Loading…
M1 polarization refers to the process by which macrophages adopt a pro-inflammatory phenotype, typically called "classically activated" macrophages. This polarization is usually induced by microbial products (like lipopolysaccharide) and Th1 cytokines (such as interferon-gamma), leading to increased production of inflammatory cytokines (e.g., Tumor Necrosis Factor alfa (TNF-alfa), Interleukin-1 (IL-1) beta (IL-1F2), Interleukin-6 (IL-6)), reactive oxygen and nitrogen species, and enhanced microbicidal and tumoricidal activity.

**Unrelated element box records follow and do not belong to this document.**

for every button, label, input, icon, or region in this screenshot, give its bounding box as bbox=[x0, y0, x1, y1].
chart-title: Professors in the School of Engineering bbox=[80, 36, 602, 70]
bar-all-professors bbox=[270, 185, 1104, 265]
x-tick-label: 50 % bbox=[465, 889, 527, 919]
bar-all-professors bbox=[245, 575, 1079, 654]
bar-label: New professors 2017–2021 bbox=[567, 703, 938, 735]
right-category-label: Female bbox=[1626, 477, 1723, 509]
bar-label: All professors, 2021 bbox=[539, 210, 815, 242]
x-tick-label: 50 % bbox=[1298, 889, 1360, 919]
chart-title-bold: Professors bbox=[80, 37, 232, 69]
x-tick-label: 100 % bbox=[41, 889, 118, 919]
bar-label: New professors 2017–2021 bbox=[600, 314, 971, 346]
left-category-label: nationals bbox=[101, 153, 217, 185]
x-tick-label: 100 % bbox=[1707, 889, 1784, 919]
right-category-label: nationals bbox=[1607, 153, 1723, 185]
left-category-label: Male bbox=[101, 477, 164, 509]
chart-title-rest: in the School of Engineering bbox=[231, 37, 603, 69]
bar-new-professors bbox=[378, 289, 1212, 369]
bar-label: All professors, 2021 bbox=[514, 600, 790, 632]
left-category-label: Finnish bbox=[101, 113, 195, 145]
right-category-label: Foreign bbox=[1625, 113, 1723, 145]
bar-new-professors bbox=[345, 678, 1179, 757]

Myocyte enhancer factor 2 C (MEF2C) plays a crucial role in regulating M1 macrophage polarization in response to infection and inflammation. Studies on global gene expression have shown that when MEF2C is deficient in macrophages, there is a downregulation of M1 phenotypic markers and an upregulation of M2 phenotypic markers. MEF2C significantly enhances the expression of the interleukin-12 p35 subunit and the Interleukin-12 (IL-12) / Interleukin-23 (IL23) p40 subunit beta (Il12b). In mice with a myeloid-specific knockout of Mef2c, there is a noticeable reduction in IL-12 production and impaired Th1 responses, making them more susceptible to Listeria monocytogenes infection while providing protection against DSS-induced inflammatory bowel disease (IBD) in vivo. Mechanistically, it has been demonstrated that MEF2C directly activates the transcription of Il12a and Il12b. These findings uncover a novel function of MEF2C in macrophage polarization and Th1 responses, highlighting MEF2C as a potential target for therapeutic intervention in inflammatory and autoimmune diseases.